Implications for CPED
• Its hard work, moving target, many political issues.
• Needs and helps build communities of practice, you can’t do it by yourself. Intellectual community doesn’t get built by itself.
• Not “a project” but ongoing, iterative routines. It wrongly frames this work as terminal, a periodic episode.
• A tools agenda. – Don’t think about findings in the traditional sense, think about things others can use from your product and what you build along the way.
• New genres, forms, formats for sharing.
• Our collective contexts for discussing this are all very different.
• There are many interesting pilots out there. Does anything they are doing fit into our needs?

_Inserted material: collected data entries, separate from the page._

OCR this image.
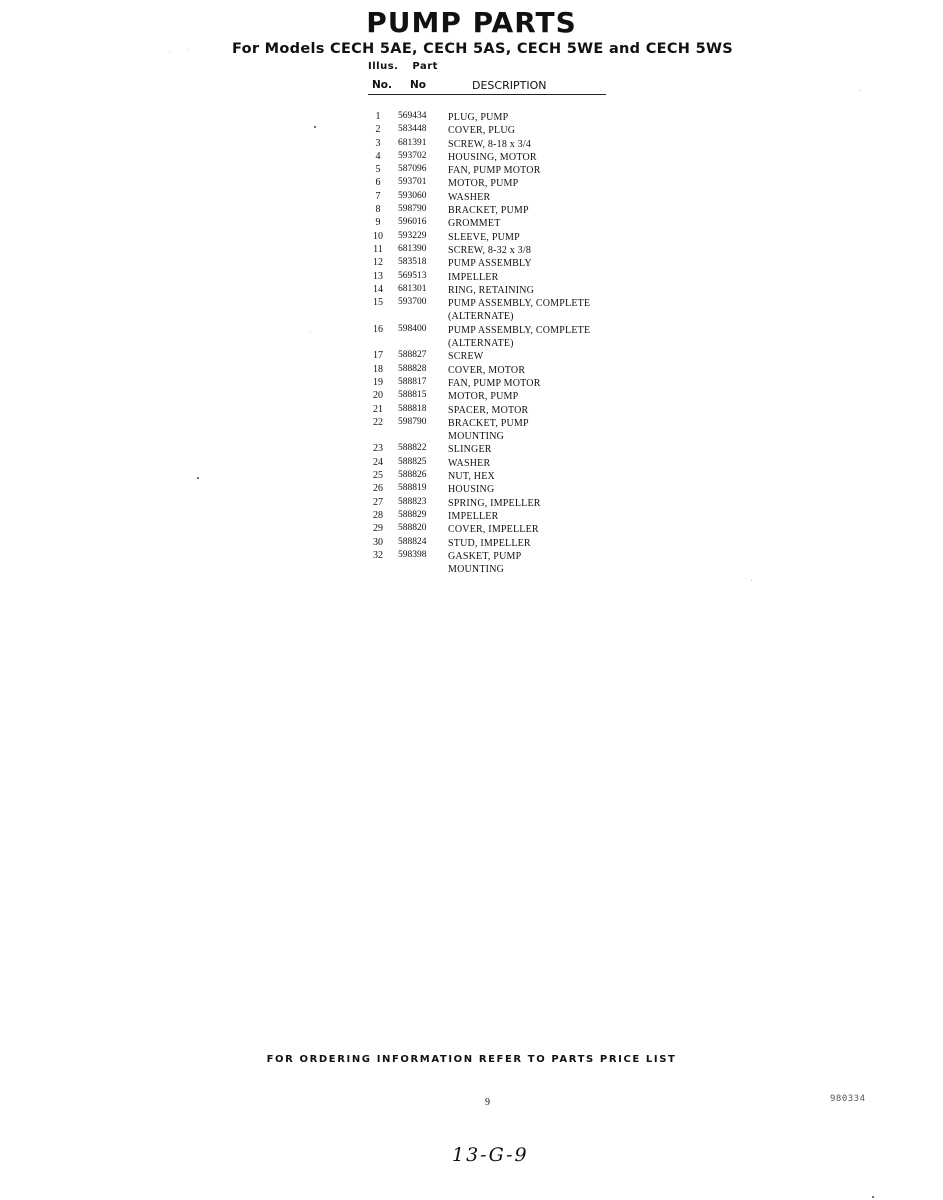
PUMP PARTS
For Models CECH 5AE, CECH 5AS, CECH 5WE and CECH 5WS
Illus. Part
No. No	DESCRIPTION
1	569434 PLUG, PUMP
2	583448 COVER, PLUG
3	681391 SCREW, 8-18 x 3/4
4	593702 HOUSING, MOTOR
5	587096 FAN, PUMP MOTOR
6	593701 MOTOR, PUMP
7	593060 WASHER
8	598790 BRACKET, PUMP
9	596016 GROMMET
10	593229 SLEEVE, PUMP
11	681390 SCREW, 8-32 x 3/8
12	583518 PUMP ASSEMBLY
13	569513 IMPELLER
14	681301 RING, RETAINING
15	593700 PUMP ASSEMBLY, COMPLETE
(ALTERNATE)
16	598400 PUMP ASSEMBLY, COMPLETE
(ALTERNATE)
17	588827 SCREW
18	588828 COVER, MOTOR
19	588817 FAN, PUMP MOTOR
20	588815 MOTOR, PUMP
21	588818 SPACER, MOTOR
22	598790 BRACKET, PUMP
MOUNTING
23	588822 SLINGER
24	588825 WASHER
25	588826 NUT, HEX
26	588819 HOUSING
27	588823 SPRING, IMPELLER
28	588829 IMPELLER
29	588820 COVER, IMPELLER
30	588824 STUD, IMPELLER
32	598398 GASKET, PUMP
MOUNTING
FOR ORDERING INFORMATION REFER TO PARTS PRICE LIST
9	980334
13-G-9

• There is much practical advice for structuring the planning and reform from previous projects, specifically the Carnegie project on the Ph. D
Dr. Lee Shulman –,Comments on the first day discussion
Part of my discomfort yesterday, was that we were spending much too much time talking about the nuts and bolts and not talking about the big ideas. “What counts as knowledge in your fields?” If you want to grow a new set of stewards of the discipline, what do they need to know and be able to do? If you didn’t already have all of the traditions you have about educating people what would it look like.
Cautions/ Questions/ Notes
o Do you have a consistent written list of program objectives?
o Do you have department objectives that are not just course or professor objectives?
o Programs can easily become too departmentalized. Need some system-wide goals and objectives.
o Need to clarify distinction between Ed. D. and Ph. D.
o Who benefits from making this change?
o Who is the audience?
o Is the degree serving the purpose that it was put in place for?
o Is it serving the practical audience?
o Committee representative of all stakeholders – incl students and customers (districts hiring grads)
o How do learning communities, distance education, cohorts, and online courses fit into this program?
o Interested in practical problems that have application to local area school.
o Concern about professional practice students being seen as episodic, less serious, must be full time to demonstrate commitment to program or to take away serious learning/development.
o Need to consider how to foster virtual learning communities that last more than a semester and build on difference, experience, practice based problems, and reflection in action (an online cohort possibly).
Outcomes were recorded by Monica Lamar, Duquesne University Graduate Student.